En mettant en correspondance le travail de Sei Shônagon et Hokusai, Citadelles & Mazenod nous fait un beau cadeau.
L’année qui s’achève aura assurément été celle de Hokusai en France. L’extraordinaire exposition qui lui est consacrée au Grand Palais de Paris (voir Zoom Japon, numéro 45) fermera ses portes dans quelques semaines, le 18 janvier. Pour celles et ceux qui veulent prolonger leur plaisir ou bien faire un joli cadeau à des proches qui n’auraient pas eu la chance de s’y rendre, outre l’excellent catalogue publié par la Réunion des musées nationaux, il existe une merveilleuse alternative proposée par l’éditeur Citadelles & Mazenod.
Ce dernier a choisi d’éditer un magnifique ouvrage dans lequel les amateurs du maître de l’estampe trouveront leur bonheur et ceux qui veulent découvrir l’un des monuments de la littérature japonaise en auront pour leur argent. En effet, les œuvres de Hokusai empruntées à plusieurs grands musées internationaux côtoient les Notes de chevet de Sei Shônagon dans la traduction et adaptation d’André Beaujard qui fait autorité depuis 80 ans. Quel plaisir de pouvoir posséder un livre de cette qualité grâce auquel on prend un réel plaisir à lire un texte vieux de 1000 ans et à voir à quel point Hokusai possédait un talent extraordinaire. En outre, la maison d’édition française a choisi de relier les pages à la japonaise, c’est-à-dire de les coudre entre elles d’un beau fil rouge qui réhausse de belle manière l’ensemble. Le rendu est étonnant et cette qualité au niveau éditorial justifie amplement le prix relativement élevé de cette édition (179 euros). On est loin bien sûr de l’édition de poche publiée par Gallimard dans sa collection Connaissance de l’Orient (même traduction), mais c’est incomparable. Ce que Citadelles et Mazenod met sur le marché, c’est une quasi œuvre d’art et elle doit être comprise comme telle pour justifier son coût.

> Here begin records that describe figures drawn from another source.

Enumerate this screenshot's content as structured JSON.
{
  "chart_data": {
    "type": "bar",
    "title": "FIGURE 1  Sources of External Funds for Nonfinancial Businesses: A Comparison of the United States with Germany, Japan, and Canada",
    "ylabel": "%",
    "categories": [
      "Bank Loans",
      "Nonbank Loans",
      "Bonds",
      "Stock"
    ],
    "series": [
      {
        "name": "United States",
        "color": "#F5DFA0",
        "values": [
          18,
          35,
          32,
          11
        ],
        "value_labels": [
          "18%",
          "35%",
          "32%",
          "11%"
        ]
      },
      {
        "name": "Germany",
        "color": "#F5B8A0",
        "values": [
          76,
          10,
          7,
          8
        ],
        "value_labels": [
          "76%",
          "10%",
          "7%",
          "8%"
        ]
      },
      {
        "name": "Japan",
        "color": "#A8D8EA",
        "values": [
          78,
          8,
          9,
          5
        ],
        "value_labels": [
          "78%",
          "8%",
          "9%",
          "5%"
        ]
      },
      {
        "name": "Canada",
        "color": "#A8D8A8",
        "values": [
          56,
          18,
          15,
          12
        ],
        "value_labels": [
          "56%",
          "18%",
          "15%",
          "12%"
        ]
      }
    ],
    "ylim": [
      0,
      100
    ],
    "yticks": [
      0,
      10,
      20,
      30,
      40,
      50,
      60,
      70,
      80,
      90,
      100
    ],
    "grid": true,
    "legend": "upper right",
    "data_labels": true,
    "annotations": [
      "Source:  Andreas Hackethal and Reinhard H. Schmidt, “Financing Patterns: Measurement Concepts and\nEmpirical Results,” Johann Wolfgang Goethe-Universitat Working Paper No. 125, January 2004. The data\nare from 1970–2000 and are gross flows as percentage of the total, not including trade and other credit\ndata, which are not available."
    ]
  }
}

En 2007, un autre éditeur français, Diane de Selliers, avait publié une remarquable édition du Dit du Genji illustré par la peinture traditionnelle japonaise, montrant qu’une œuvre de cette qualité méritait de bénéficier d’un traitement particulier. Depuis cette date, les trois volumes sont épuisés et beaucoup regrettent de ne pas avoir eu la possibilité de se les procurer au moment de leur sortie. Aussi ne manquez pas cette nouvelle opportunité avec les Notes de chevet de Sei Shônagon. Les deux œuvres sont des références de la littérature japonaise, offrant un regard profond sur le Japon ancien. Le seul regret que l’on peut avoir pour la présente édition du chef-d’œuvre écrit par la dame d’honneur de la princesse, puis impératrice Sadako, est le choix de l’éditeur de raccourcir un peu le texte pour maintenir l’équilibre entre l’écrit et les images. Très clairement, c’est le travail de Hokusai qui s’impose au regard des lecteurs. Dès la page titre, on découvre un détail montrant Sei Shônagon en train de composer son chef-d’œuvre et on comprend l’intérêt de proposer une sorte de dialogue entre les deux artistes par le biais de leurs œuvres respectives. Comme l’écrit avec justesse Geneviève Rudolf dans le texte d’introduction qui accompagne l’ouvrage, “l’acuité de leur regard, si simple que soient les choses ou les êtres qu’ils dépeignent, tient à un goût profond de la beauté, qui leur donne une extraordinaire réceptivité au monde”. Plus on avance dans la lecture de l’ouvrage, plus on se laisse envahir par l’émotion qui se dégage de cette complicité involontaire et anachronique dans la mesure où sept siècles séparent les deux artistes. Mais qu’importe. Ce qui compte, c’est de profiter de l’instant qui s’offre à nous. Ne le manquez pas.
Gabriel Bernard
Références :
Notes de chevet illustrées par Hokusai, de Sei Shônagon, traduction et adaptation d’André Beaujard, éd. Citadelles et Mazenod, 179 €.
352 pages. Reliure japonaise en tissu sous boîtier contenant 300 illustrations couleur de Hokusai.